05 Sep - 04 Oct 2008

© Nigel Rolfe
Dust In Face (2008)
Colour photograph
36 x 36in
"Dust Breeding "

05 Sep - 04 Oct 2008

While humanity was once according to Homer an object of contemplation for the Gods, it has now become a contemplation of itself. Its own alienation has reached such a degree that humanity’s own destruction become a first rate aesthetic sensation – Walter Benjamin

Green On Red Gallery presents Dust Breeding, a solo exhibition by Nigel Rolfe. The exhibition is emblematic of his previous work as he continues to investigate - through performance, video and photography - the construction of reality and the nature of truth. He employs video not only as a tool of documentation but also to investigate and test his own physical and psychological limits, using his body as a site for challenging his limitations. His artistic evolution may be understood as a desire to accommodate a modern-day fascination with the ‘society of the spectacle’.
The central piece of the exhibition is a singular projection entitled Dust Breeding. The piece, enacted in private, records the performer being enveloped by white dust. The film is slowed down to highlight this dramatic impasse which is simultaneously poetic and repugnant to the spectator. The spectacle immobilizes the viewer as he or she bares witness to the event. The analysis of this act references a variety of sources including the history of theatre, performance, video and theoretical discourse.
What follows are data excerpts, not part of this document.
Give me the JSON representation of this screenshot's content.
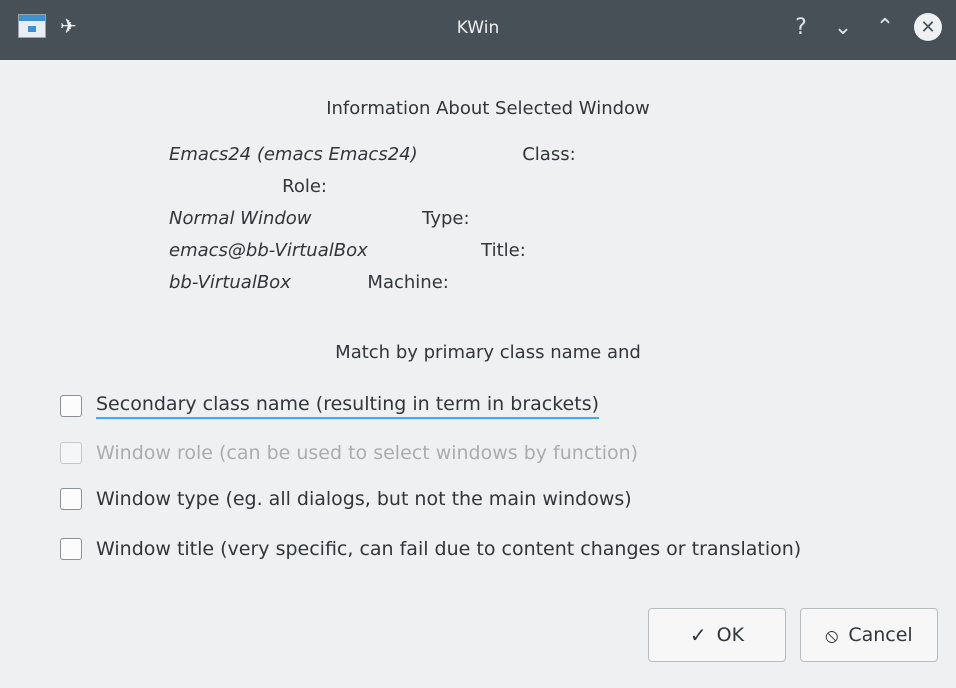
{
  "window": {
    "title": "KWin",
    "icons": [
      "app-icon",
      "pin-icon",
      "help-icon",
      "minimize-icon",
      "maximize-icon",
      "close-icon"
    ],
    "help_glyph": "?",
    "minimize_glyph": "⌄",
    "maximize_glyph": "⌃",
    "close_glyph": "✕"
  },
  "info": {
    "heading": "Information About Selected Window",
    "rows": [
      {
        "label": "Class:",
        "value": "Emacs24 (emacs Emacs24)"
      },
      {
        "label": "Role:",
        "value": ""
      },
      {
        "label": "Type:",
        "value": "Normal Window"
      },
      {
        "label": "Title:",
        "value": "emacs@bb-VirtualBox"
      },
      {
        "label": "Machine:",
        "value": "bb-VirtualBox"
      }
    ]
  },
  "match": {
    "heading": "Match by primary class name and",
    "options": [
      {
        "label": "Secondary class name  (resulting in term in brackets)",
        "checked": false,
        "enabled": true,
        "focused": true
      },
      {
        "label": "Window role (can be used to select windows by function)",
        "checked": false,
        "enabled": false
      },
      {
        "label": "Window type (eg. all dialogs, but not the main windows)",
        "checked": false,
        "enabled": true
      },
      {
        "label": "Window title (very specific, can fail due to content changes or translation)",
        "checked": false,
        "enabled": true
      }
    ]
  },
  "buttons": {
    "ok_label": "OK",
    "ok_glyph": "✓",
    "cancel_label": "Cancel",
    "cancel_glyph": "⦸"
  }
}
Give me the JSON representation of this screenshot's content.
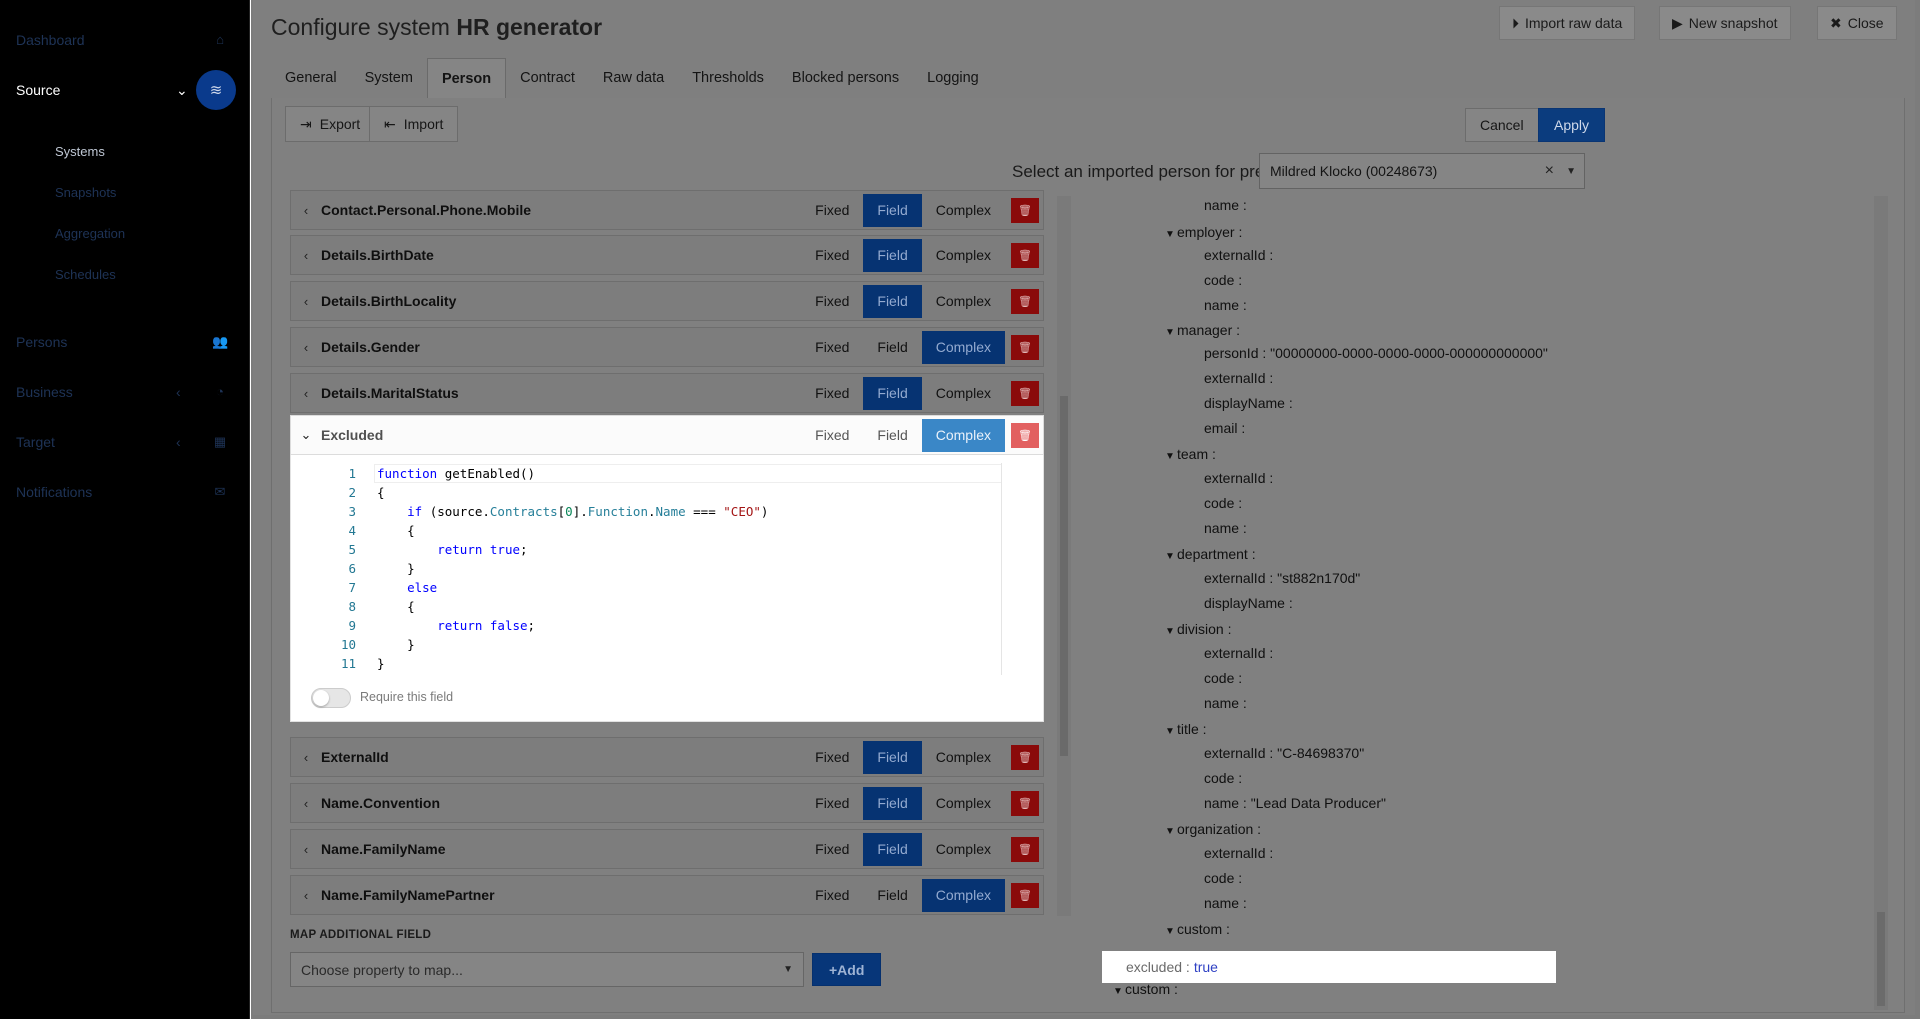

In Theatre of Cruelty, Antonin Artaud spoke of cruelty, not in the sense of a violent act, but of the cruelty it takes for actors to strip away completely their masks and show an audience a truth that they do not wish to see - an exposure to vulnerability. The transformation of the performer from passivity to the point of struggle is a poignant metaphor for human limitations. The title of the piece further refers to a collaboration between Man Ray and Marcel Duchamp, for which Man Ray photographed a culmination of dust over the period of a year on the sculpture Bare Naked Lady. The dust documents the passage of time and recalls our mortality.
The staging of the photographic triptych entitled The Fall captures that moment before a fall. The artist is suspended in that moment. The dust begins to rise and to surround Rolfe before impact. In a text entitled Dust Breeding, Jean Baudrillard states that “our reality has become experimental. Without destiny, modern man is left with an endless experimentation of himself.” The artist’s practice is indicative of this pursuit. Rolfe is interested in the relationship between art and life; between performance and photography; and the difference between the art object and documentation of an action. His performances and actions are well documented and presented as finished films or photographic works. While conceptual in practice, they are nonetheless visually sophisticated.